The front-runner to guide a new government appears to be Mario Monti, 68, a former European commissioner and a well-respected economist with close ties to European Union officials. On Wednesday, Mr. Napolitano named Mr. Monti a senator for life, an unexpected move seen as a prelude to receiving the mandate to form a government.

In a sign of intense deal-making ahead of a delicate political transition, Mr. Monti met with Mr. Berlusconi and two of his close advisers on Saturday at the prime minister’s office.

Earlier, Mr. Monti met with Mario Draghi, the recently installed president of the European Central Bank, reinforcing the notion that financial and European institutions strongly support the appointment of the respected economist in a moment of economic and political turbulence.

The mandate of the next government will be to push through measures to help reduce Italy’s $2.6 trillion public debt and increase growth to keep the country competitive.

The austerity measures approved by Parliament include selling state assets and increasing the retirement age to 67 from 65 by 2026. They would decrease the power of professional guilds, privatize municipal services and offer tax breaks to companies that hire young workers.

Italy’s political parties were fighting to maintain their positions in a new government and to ensure their futures would not be doomed by passing the unpopular measures demanded of tough economic times.

The main obstacle to Mr. Monti’s government could come from Mr. Berlusconi’s increasingly divided center-right coalition. Many members would rather go to early elections than have a technocrat backed by the European Union foisted on them.

“I don’t believe the markets should decide governments,” the minister of infrastructure and transportation, Altero Matteoli, said Friday in an interview on Sky Tg24.

The clash over Mr. Monti raised concerns across the political spectrum about the growing influence of financial markets in democracies. In Italy and elsewhere, a dysfunctional political class has been “impotent” in the face of market dynamics and their impact on people’s lives, the commentator Luigi La Spina wrote Saturday in the Turin daily newspaper La Stampa.

But the main opposition party and other lawmakers, fearing that elections would lead to an unsustainable period of market turmoil, support a transitional government.

Those lawmakers are divided between those who would like a unity government, in which members of the right and the left would pass legislation and share the political cost, or a formation in which both coalitions would support the new government and vote on legislation, but leave the ministerial positions to nonpoliticians.

The end of the Berlusconi era has laid bare the deep divisions and unresolved questions of Italy’s political class, which has not fully recovered from the cold war.

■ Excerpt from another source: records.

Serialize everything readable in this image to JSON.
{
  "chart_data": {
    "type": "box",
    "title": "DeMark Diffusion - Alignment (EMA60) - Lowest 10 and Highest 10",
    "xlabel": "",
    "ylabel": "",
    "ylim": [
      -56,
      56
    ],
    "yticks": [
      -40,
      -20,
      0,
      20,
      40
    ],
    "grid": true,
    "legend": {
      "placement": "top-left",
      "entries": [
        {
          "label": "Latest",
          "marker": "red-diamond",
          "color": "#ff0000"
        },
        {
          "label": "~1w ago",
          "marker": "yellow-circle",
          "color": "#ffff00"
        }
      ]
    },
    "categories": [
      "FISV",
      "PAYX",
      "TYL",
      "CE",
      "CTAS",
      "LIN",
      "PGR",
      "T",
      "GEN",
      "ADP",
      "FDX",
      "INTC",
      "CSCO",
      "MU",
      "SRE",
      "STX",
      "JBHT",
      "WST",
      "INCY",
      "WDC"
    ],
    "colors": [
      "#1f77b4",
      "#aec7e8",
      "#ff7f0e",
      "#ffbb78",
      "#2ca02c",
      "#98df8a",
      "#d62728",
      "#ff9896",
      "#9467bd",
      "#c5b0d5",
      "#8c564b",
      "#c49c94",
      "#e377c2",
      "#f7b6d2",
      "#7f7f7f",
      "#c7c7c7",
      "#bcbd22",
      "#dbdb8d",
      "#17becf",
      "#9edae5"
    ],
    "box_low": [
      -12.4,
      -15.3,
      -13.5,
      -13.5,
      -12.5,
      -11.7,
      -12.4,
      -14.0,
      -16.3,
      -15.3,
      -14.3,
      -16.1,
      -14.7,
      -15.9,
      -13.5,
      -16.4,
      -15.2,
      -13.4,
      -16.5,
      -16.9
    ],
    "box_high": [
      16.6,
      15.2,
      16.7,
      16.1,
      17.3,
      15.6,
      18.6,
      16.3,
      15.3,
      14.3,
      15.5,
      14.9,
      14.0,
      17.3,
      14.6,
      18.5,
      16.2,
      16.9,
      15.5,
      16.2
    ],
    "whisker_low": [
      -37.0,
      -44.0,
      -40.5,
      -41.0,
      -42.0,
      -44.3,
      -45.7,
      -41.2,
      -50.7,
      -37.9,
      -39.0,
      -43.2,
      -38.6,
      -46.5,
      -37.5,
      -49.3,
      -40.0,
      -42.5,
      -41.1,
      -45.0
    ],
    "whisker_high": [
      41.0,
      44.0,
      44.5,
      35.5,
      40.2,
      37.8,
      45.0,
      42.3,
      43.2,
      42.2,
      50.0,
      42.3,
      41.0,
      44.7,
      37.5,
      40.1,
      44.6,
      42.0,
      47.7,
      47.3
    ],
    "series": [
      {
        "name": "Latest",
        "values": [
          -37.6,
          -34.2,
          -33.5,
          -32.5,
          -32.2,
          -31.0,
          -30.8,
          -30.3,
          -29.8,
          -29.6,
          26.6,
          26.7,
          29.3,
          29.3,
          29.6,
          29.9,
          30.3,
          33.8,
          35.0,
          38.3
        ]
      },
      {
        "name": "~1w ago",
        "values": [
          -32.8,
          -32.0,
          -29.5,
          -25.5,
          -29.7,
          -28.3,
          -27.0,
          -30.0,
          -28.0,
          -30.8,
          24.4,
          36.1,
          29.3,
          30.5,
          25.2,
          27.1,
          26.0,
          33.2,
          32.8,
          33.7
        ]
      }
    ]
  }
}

The prospects of a Monti government have revealed the “very eccentric” nature of Italian politics, said Norma Rangeri, editor in chief of the left-wing daily newspaper Il Manifesto. Mr. Monti, she said, is a liberal conservative whose nomination is being blocked by the center-right, while the center-left, which supports him, “should be looking for the opposite of what Monti represents.”

“What is opening is the most uncertain scenario that we can imagine,” she said.

Dozens of television cameras and bystanders gathered in front of Palazzo Chigi, the prime minister’s office, on Saturday, awaiting Mr. Berlusconi’s expected resignation, and the beginning of whatever comes next.